ギュンター家との話し合いの中で何度も血筋についても当て擦られ、出自が商家の娘で貴族ではなかった彼女は、思い悩む羽目に陥ったのだ。カウフマン子爵は関係ないことだとアンネリーゼを慰めたのだが、結婚当初から少なからず気持ちの何処かで自分は貴族ではないことを気に病んでいたのが、一気に表面化してしまった。

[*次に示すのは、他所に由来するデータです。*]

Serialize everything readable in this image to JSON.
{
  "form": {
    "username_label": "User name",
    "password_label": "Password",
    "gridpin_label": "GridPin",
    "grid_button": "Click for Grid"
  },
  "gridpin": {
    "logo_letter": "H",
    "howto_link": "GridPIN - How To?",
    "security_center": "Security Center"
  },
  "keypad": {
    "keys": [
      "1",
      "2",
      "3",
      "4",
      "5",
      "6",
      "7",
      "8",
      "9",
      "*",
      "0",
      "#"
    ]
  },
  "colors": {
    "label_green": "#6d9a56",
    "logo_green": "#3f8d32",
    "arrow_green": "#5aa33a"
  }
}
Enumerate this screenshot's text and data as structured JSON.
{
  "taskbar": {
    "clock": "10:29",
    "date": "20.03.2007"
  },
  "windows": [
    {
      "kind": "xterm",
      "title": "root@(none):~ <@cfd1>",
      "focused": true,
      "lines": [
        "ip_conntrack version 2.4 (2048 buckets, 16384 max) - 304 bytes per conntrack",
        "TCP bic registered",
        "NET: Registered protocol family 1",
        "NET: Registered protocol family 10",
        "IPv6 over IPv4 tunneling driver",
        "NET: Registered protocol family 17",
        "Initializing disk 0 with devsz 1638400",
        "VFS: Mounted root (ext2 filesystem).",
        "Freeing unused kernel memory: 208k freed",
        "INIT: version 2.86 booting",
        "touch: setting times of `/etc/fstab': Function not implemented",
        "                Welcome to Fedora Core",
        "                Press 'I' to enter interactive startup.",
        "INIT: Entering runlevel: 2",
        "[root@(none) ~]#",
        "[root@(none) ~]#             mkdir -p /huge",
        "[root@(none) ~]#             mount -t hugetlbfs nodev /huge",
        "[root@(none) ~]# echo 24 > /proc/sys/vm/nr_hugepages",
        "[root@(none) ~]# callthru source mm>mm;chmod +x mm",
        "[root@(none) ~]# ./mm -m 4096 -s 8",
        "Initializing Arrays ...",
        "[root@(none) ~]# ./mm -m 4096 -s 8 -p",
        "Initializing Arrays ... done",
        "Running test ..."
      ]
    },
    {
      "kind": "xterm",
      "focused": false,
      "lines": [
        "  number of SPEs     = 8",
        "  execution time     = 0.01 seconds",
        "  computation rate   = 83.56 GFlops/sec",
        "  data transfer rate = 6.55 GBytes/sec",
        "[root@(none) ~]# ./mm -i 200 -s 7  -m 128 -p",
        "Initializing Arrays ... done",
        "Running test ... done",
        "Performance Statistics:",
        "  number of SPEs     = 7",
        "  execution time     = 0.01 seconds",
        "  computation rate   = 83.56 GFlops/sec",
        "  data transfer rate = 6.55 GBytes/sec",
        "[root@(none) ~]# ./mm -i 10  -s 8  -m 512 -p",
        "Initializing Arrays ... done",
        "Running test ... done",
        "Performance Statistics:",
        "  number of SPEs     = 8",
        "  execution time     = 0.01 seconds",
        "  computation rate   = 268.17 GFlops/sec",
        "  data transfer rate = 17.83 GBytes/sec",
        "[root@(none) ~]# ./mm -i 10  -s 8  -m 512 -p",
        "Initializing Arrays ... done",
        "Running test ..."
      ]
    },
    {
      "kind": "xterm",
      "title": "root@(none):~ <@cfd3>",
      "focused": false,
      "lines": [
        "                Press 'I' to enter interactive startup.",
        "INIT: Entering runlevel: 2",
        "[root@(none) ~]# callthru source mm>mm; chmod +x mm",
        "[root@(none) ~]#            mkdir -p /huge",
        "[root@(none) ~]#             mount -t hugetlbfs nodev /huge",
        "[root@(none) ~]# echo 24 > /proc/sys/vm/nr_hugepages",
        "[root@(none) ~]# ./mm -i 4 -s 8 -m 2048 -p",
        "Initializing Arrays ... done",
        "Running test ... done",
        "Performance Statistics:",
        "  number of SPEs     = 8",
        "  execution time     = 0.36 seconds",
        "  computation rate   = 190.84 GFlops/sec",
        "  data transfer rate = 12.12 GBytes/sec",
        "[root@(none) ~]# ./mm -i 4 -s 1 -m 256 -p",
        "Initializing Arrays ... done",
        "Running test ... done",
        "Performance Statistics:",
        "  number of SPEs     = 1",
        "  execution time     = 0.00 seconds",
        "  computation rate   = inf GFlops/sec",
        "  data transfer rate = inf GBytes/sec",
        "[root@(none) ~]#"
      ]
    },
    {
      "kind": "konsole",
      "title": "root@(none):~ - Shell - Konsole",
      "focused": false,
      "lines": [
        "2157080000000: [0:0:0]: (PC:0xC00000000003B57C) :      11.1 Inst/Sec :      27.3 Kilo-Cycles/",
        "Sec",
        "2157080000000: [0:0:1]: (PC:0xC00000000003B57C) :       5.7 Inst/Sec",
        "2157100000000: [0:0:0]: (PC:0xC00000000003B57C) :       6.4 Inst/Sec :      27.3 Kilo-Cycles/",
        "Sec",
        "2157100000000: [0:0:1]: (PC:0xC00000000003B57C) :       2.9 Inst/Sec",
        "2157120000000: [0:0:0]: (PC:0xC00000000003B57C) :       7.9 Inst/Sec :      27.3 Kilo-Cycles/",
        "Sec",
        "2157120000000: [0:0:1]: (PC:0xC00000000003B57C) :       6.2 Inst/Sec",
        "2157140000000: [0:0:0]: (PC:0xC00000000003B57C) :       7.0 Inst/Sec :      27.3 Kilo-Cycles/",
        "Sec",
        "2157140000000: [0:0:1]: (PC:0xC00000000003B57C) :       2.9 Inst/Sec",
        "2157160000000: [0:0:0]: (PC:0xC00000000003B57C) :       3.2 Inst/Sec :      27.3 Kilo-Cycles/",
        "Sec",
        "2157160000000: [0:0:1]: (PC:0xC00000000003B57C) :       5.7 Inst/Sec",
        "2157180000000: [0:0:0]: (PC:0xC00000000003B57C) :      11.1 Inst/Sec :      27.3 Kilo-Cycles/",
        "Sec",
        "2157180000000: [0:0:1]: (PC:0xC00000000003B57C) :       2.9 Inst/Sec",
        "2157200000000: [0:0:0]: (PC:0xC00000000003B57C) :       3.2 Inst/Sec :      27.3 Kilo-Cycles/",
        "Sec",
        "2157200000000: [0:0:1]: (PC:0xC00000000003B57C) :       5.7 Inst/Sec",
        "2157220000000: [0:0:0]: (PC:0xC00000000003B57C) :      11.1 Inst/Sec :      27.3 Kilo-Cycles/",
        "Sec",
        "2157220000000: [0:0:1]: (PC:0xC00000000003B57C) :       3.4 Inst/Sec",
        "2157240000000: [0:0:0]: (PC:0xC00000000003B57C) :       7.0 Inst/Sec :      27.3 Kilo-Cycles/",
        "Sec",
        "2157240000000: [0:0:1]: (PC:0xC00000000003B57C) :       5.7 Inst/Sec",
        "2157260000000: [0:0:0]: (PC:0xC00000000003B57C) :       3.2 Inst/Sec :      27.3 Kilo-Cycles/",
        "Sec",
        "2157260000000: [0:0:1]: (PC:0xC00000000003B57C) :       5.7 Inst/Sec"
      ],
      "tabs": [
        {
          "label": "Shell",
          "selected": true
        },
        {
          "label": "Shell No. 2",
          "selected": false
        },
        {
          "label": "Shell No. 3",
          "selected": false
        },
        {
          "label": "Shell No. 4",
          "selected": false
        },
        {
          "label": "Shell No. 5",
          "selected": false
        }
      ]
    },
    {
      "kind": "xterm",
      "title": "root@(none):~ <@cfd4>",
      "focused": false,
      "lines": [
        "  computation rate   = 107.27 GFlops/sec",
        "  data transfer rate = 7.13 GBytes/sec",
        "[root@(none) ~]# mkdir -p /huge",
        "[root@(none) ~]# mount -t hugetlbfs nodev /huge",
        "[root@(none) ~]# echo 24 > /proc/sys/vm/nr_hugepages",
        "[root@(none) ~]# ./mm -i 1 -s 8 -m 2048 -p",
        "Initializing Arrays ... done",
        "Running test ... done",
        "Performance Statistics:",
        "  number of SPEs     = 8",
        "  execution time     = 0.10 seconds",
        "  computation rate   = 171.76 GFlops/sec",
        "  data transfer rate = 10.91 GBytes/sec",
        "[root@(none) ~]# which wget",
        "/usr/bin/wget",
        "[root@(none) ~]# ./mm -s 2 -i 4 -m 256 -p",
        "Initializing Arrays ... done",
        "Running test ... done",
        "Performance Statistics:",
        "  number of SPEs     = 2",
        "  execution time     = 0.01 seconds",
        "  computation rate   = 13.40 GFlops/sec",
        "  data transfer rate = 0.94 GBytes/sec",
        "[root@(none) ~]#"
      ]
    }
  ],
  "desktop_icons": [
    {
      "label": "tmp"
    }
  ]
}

「母さまの何処が悪いのよ。悪いのはあいつらの性根だ」
伯母の家で暮らし始めたディーは、姉からの手紙で母の不調を知り、伯母と共に息巻いた。しかし学園には最低でも二年は通い必要な単位を取る義務がある。父も兄も、お前はとにかく学業に打ち込むようにと釘を刺されていた。万が一ギュンター家のタウンハウスへ殴り込みを掛けることにでもなれば、と心配されたのだ。姉も同じことを考えていたようで、末文にはいい成績を修めることが何よりの慰めになるからと記してあった。
わたしはもう子どもじゃないんだからそんな無茶はしない、とディーは伯母に宣言した。そう言いつつ伯母を相手に、ひとわたりの文句を垂れたのだった。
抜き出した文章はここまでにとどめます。